The eigen values of the matrix are 4, 3, 3, and 1.

Step-by-step solution

Definition of the characteristic polynomial

The eigenvalue of a \(n \times n\) matrix \(A\) is a scalar \(\lambda \) such that if \(\lambda \) satisfies the characteristic equation \(\det \left( {A - \lambda I} \right) = 0\).

When\(A\)is an\(n \times n\)matrix,\(\det \left( {A - \lambda I} \right)\)is thecharacteristic polynomial of\(A\),which is the polynomial of degree\(n\).

In particular, the multiplicity of an eigenvalue \(\lambda \) represents its multiplication as a root of the characteristic equation.

Determine the eigenvalues repeated according to their multiplicities

The product of the diagonal entries of \(A\) becomes the determinant of a triangular matrix \(A\).

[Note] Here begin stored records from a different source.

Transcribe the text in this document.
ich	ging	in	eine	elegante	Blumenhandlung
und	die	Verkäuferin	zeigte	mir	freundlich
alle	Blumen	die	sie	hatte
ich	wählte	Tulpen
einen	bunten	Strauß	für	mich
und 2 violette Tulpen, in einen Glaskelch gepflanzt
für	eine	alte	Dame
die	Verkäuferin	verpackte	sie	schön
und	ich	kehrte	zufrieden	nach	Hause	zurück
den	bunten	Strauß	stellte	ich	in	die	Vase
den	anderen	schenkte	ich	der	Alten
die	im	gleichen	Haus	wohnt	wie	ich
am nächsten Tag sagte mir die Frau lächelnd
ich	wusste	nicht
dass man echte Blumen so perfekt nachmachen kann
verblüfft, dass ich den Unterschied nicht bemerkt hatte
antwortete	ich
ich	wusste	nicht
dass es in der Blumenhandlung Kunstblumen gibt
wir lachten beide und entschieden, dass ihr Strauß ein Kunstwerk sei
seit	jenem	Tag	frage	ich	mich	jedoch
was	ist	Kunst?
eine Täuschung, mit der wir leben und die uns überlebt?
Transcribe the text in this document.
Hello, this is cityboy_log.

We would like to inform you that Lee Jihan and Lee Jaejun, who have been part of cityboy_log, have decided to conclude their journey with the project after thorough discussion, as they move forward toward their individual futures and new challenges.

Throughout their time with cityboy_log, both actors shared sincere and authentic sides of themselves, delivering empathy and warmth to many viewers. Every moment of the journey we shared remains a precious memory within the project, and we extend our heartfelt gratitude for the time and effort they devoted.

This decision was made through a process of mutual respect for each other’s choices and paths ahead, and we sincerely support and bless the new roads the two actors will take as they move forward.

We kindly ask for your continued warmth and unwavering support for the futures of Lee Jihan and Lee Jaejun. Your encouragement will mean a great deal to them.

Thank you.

Use the above fact to obtain the eigenvalue of the matrix, as shown below.

\[\begin{array}{c}\det \left( {A - \lambda I} \right) = \det \left[ {\begin{array}{*{20}{c}}{4 - \lambda }&{ - 7}&0&2\\0&{3 - \lambda }&{ - 4}&6\\0&0&{3 - \lambda }&{ - 8}\\0&0&0&{1 - \lambda }\end{array}} \right]\\ = \left( {4 - \lambda } \right){\left( {3 - \lambda } \right)^2}\left( {1 - \lambda } \right)\end{array}\]

Thus, the eigenvalues of the matrix are \(4\left( {multiplicity\,\,1} \right),\) \(3\left( {multiplicity\,\,2} \right),\) and \(1\left( {multiplicity\,\,1} \right)\).

Thus, the eigenvalues of the matrix are 4, 3, 3, and 1.